One thing I hear from writers a lot is, “My work has always been more character-driven, which I think is why I struggle with plot.”
I’m not sure what character-driven means in this context. Does it mean that their work is more about what people think and feel than about the things that happen? Maybe. But it may also simply mean, “I like to write really messy first drafts, and the only way I can find my way through the material at all is by identifying with a character or two.”
But guess what: First drafts are supposed to be a mess! And the notion of “plot” is a misconception that leads too many writers to get confused and focus on all the wrong things. In fact, the best way to produce a first draft is to produce a large pile of pages and avoid trying to organize anything at all. At first.

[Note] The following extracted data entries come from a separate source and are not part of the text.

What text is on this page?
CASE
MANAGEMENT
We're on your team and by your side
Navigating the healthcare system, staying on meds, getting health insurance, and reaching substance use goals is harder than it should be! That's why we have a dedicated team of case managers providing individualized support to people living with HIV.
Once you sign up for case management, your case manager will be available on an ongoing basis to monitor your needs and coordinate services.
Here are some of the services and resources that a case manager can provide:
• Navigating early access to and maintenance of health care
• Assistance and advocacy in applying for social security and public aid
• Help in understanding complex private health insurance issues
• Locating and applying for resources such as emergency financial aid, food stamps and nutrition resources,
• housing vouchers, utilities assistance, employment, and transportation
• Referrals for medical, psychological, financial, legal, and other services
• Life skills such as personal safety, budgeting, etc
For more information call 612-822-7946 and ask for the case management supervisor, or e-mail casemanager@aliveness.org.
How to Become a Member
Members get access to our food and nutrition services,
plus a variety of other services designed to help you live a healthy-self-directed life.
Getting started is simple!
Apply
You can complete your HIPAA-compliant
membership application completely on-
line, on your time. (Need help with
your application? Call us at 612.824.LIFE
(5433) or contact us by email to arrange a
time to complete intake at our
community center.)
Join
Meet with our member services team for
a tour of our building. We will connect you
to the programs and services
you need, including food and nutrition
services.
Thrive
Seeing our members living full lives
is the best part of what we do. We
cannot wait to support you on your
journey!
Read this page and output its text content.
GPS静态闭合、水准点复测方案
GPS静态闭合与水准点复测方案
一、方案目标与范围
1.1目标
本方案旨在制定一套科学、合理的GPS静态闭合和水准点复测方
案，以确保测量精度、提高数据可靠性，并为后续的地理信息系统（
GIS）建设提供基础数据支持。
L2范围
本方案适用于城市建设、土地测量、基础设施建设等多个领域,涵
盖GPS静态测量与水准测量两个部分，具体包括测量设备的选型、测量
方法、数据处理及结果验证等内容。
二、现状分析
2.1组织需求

Upon hearing this, writers may ask, “How do I know when I’ve finished my first draft?” In a sense, first drafts are never finished; where you stopped writing is the end of the first draft. Then it’s time to step back and see what you’ve got. And the way I recommend doing this is by using the unfamiliar, plot-free concept of series.
What is this series I speak of?
A series is the repetition and variation of a narrative element within a story, the process of improvement or deterioration which creates the narrative arc.
The repetitions and variations of an object, for example, is what creates a symbol. A series can also be seen in the repetitions and variations of a person (or if you prefer, their identity and change), which is what creates a character.